I would suggest instead that we look for innovative new ways to collect payment information that minimize hardware dependence and that eliminate the hacker's ability to cause long-term damage from a single consumer transaction. 

In past years, I would make frequent use of "virtual account numbers" offered through some banks. I could load an app or special web site to generate a "one-time use" credit card number for any purchase. If a hacker were to gain access to the number, either by infiltrating the transaction stream or through a vulnerable merchant database, my bank would immediately reject any nefarious charges as invalid. The system worked great for online shopping, but it was probably a bit too technical for most users and inconvenient for brick-and-mortar shopping. My credit cards eventually stopped supporting it.

Applying one-time password technologies at the card level, like those employed by SecurID and Digipass tokens used to access protected company networks, could solve both problems. With those technologies, the credit card number would frequently change based on time and the serial number of the card itself. The serial number represents a piece of shared information that the bank is able to use to determine the card number at any time, essentially replicating the advantages of the virtual account number within the card itself. With a numerical display on the card itself, consumers could even use it for online commerce. This is technology that exists today, but given that it probably wouldn't work with the current magnetic stripe systems that U.S. merchants use, it would face the same expensive infrastructure changes that have stymied Chip-and-PIN rollouts in the U.S. It would also at least double card replacement costs, making it a great deal less desirable to card issuers.

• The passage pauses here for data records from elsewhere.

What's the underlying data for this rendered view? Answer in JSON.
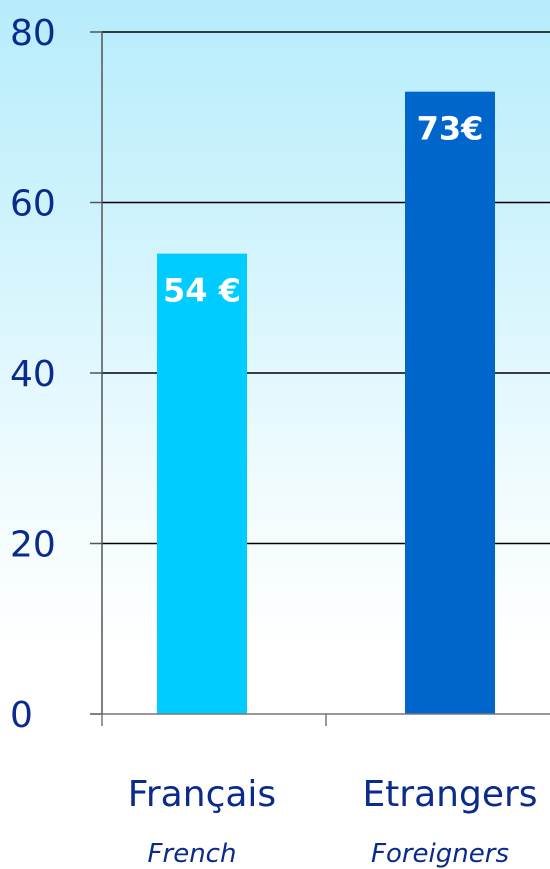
{
  "chart_data": {
    "type": "bar",
    "categories": [
      "Français",
      "Etrangers"
    ],
    "sub_labels": [
      "French",
      "Foreigners"
    ],
    "values": [
      54,
      73
    ],
    "data_labels": [
      "54 €",
      "73€"
    ],
    "bar_colors": [
      "#00ccff",
      "#0066cc"
    ],
    "ylim": [
      0,
      80
    ],
    "yticks": [
      0,
      20,
      40,
      60,
      80
    ],
    "ytick_labels": [
      "0",
      "20",
      "40",
      "60",
      "80"
    ],
    "grid": true,
    "title": "",
    "xlabel": "",
    "ylabel": ""
  }
}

A reasonable transition mechanism may be found in the technologies that enable Two-Step Verification (2SV) for online authentication. I've discussed 2SV weaknesses in the past, explaining how they fail to represent a second factor needed to enable Two Factor Authentication (2FA). However, applying mechanisms such as mobile phone verification to credit card usage would represent a true second factor in a shopping context that could greatly enhance credit card security. 

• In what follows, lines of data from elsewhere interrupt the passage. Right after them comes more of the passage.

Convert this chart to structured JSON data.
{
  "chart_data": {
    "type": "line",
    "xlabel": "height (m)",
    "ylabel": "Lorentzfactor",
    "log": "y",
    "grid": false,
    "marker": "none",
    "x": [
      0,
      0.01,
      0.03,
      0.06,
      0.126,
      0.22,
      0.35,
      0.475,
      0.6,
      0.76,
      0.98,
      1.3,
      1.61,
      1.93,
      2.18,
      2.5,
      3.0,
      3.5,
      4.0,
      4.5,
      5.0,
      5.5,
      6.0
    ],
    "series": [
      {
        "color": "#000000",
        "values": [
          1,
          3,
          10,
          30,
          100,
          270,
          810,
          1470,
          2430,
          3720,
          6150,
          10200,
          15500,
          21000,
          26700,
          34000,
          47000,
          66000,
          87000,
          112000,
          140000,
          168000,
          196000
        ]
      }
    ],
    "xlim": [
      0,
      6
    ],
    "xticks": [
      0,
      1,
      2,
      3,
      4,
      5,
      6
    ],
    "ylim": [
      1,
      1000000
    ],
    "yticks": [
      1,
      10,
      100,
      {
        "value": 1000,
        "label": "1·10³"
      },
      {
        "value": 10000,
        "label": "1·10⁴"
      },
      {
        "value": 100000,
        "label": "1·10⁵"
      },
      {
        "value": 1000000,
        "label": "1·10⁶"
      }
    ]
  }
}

I would envision a risk-based purchase verification technique for when a consumer uses a card at a new merchant or for an unusual value. Doing so would trigger a verification via SMS/text messaging or an app to allow the charge to proceed. Alternatively, when a consumer uses a credit card to make a purchase, an app could generate a one-time use PIN that the consumer must input into the payment terminal or as a field in an online purchase. This would cause the credit card to act more like a debit card, employing infrastructure already in use by merchants. It wouldn't be as secure as a one-time use credit card number, but it would largely eliminate the value that the credit card number would have by itself. Banks could also implement this approach in a much shorter timeframe and at lower cost than one-time use credit card numbers, but then leverage it for future Chip-and-PIN deployments.

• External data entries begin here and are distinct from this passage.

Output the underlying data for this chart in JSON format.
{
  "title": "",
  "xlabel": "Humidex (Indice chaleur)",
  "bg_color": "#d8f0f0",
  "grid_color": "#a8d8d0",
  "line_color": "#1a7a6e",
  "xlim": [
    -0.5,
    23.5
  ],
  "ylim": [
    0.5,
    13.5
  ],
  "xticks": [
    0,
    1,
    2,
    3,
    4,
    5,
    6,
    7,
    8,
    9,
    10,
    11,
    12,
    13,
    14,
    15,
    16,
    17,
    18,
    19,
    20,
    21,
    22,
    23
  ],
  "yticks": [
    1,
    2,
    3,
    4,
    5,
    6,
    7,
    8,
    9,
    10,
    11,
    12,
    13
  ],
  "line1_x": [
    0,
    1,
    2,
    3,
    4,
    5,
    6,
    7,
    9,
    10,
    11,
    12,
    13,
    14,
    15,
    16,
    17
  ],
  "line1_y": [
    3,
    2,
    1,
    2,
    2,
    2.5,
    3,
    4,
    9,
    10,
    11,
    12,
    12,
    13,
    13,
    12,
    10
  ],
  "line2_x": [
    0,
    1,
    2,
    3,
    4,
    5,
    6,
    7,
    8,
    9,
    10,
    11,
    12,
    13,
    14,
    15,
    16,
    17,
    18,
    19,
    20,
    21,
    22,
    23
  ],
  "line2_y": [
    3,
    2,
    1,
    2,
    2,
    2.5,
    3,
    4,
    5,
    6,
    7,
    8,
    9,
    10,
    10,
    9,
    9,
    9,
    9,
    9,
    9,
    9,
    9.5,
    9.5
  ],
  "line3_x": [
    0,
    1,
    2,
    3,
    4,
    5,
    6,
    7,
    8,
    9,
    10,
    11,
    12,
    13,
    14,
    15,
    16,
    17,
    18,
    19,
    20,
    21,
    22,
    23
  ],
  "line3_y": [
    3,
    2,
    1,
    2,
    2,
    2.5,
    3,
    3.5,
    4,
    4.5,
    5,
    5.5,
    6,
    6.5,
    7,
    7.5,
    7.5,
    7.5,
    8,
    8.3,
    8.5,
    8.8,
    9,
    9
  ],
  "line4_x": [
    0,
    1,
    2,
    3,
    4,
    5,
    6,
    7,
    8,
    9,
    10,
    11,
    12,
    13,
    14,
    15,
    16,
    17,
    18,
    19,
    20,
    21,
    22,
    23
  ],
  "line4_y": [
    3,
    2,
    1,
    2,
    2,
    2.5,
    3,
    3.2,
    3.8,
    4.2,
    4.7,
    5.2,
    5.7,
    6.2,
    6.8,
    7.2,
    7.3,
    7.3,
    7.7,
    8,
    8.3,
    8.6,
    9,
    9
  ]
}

The Target data breach should not have happened. After the analysis is complete, I'm confident that Target will be able to provide more detail as to the nature of the breach, whether it was due to malware that infected the Point-of-Sale (POS) systems or to some other architectural problem within the Target credit card processing infrastructure. The more that the company discloses, the better the retail industry will be able to protect consumer credit card information in the future. But, data breaches like this one are the result of a fundamental flaw in how credit works; credit card numbers are too static and the attack surface against them too broad. If there is any good news, it's that the technology and processes exist today to better protect consumers from harm.

Now, it's up to the banks to invest in what's needed to implement the necessary enhancements. I'm not very confident that will happen. So, it's back to reviewing statements every month for me.